/excel-sparql-poc

Custom Excel linked data types with RDF & SPARQL

Custom Excel Linked Data Types using RDF & SPARQL

What is Excel Linked Data Types?

Excel linked data types connects an Excel sheet to external data sources. Even though it's called linked data types, it has nothing to do with what the RDF & Semantic Web community calls linked data.

But we can connect external data sources directly to Excel. That sounds like something we should do with real linked data served from a public or company internal SPARQL endpoint! Check out this screencast:

linked-data-types

This example is based on a data source provided by Microsoft. Once we declare the type, Excel offers to add additional columns that are fetched from an external data source and are linked to the type. We can update this data any time automatically. Unfortunately it is not transparent to the user where this data is coming from.

So can we create our data types using SPARQL?

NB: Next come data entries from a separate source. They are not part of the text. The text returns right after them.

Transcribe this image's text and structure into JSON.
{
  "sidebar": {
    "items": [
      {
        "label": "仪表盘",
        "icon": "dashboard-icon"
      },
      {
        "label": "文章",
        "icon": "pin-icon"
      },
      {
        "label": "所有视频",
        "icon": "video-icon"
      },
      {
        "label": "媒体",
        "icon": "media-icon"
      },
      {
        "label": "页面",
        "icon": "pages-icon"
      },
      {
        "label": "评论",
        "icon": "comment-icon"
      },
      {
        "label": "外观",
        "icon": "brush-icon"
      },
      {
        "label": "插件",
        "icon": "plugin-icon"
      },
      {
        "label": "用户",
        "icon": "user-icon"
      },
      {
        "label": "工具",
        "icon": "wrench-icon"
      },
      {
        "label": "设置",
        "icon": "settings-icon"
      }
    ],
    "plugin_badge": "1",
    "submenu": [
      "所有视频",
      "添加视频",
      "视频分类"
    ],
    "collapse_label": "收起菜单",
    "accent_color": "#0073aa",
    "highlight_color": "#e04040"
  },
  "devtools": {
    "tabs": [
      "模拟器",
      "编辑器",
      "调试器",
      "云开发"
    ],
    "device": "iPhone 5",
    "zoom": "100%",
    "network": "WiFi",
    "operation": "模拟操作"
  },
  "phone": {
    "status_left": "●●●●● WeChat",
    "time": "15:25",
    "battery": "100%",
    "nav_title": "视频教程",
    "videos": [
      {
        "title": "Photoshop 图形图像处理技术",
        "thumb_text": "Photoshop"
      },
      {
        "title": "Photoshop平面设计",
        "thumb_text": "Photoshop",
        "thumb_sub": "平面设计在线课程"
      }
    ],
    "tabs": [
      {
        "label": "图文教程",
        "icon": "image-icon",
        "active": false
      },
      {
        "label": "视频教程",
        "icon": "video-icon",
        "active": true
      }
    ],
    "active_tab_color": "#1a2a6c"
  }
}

Yes! We could fetch open data available in RDF from public SPARQL endpoints or we can do that within our organization using an internal SPARQL endpoint. Unfortunately, this requires a license of Microsoft Power BI:

Licensing

The Excel Data Types Gallery and connected experiences to Power BI featured tables is available for Excel subscribers with a Power BI Pro service plan.

This is documented here:

If you would like to integrate this in your organization, we at Zazuko can support you. Please get in contact with us.

Power Query

Without Power BI we can still do data types, even though the integration is (a lot) less fancy. This is called Power Query and in the example sheet provided in this repository, there is an embedded SPARQL query.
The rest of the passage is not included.